ABSTRACT

Indicator taxa that are particularly valuable for monitoring are those that are both sensitive to management impacts and cost-efficient to sample.

Because different species and species groups have distinct ecological requirements, and interact with their local environment at distinct spatial and temporal scales, combining multiple ecological indicator groups, each encompassing individual species that exhibit a wide range of responses to disturbance, can help in understanding a range of management impacts on multiple levels of ecological organization.

Accounting for differences in survey cost among taxa requires a detailed audit of the cost of field and laboratory work, followed by a comparison of standardized costs that recalibrates sampling effort into units of money or time.

Once a set of viable and cost-effective candidate indicator groups has been identified, additional considerations can provide further guidance for identifying the species groups that will provide the most useful information for management, including: the level of prior ecological knowledge to help the interpretation of sample data; the extent to which an indicator group can be applied to other regions and management systems; and the extent to which individual groups succeed in capturing the disturbance responses of other taxa.

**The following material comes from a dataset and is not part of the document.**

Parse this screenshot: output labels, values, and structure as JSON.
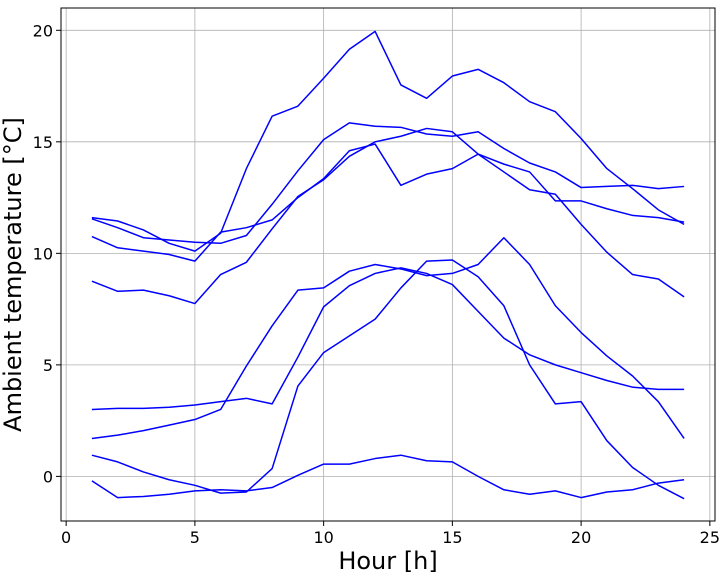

Individual target species can provide complementary information on management impacts to that which can be derived from indicator groups, and include those species that play particularly important functional roles in the forest ecosystem, are highly threatened, or are of particular economic or cultural value to stakeholders. Species of economic and cultural importance can include those that are harvested by local people (e.g. for game), as well as invasive and pest species. Other species may be valuable to include in monitoring because they are effective at garnering public support for conservation.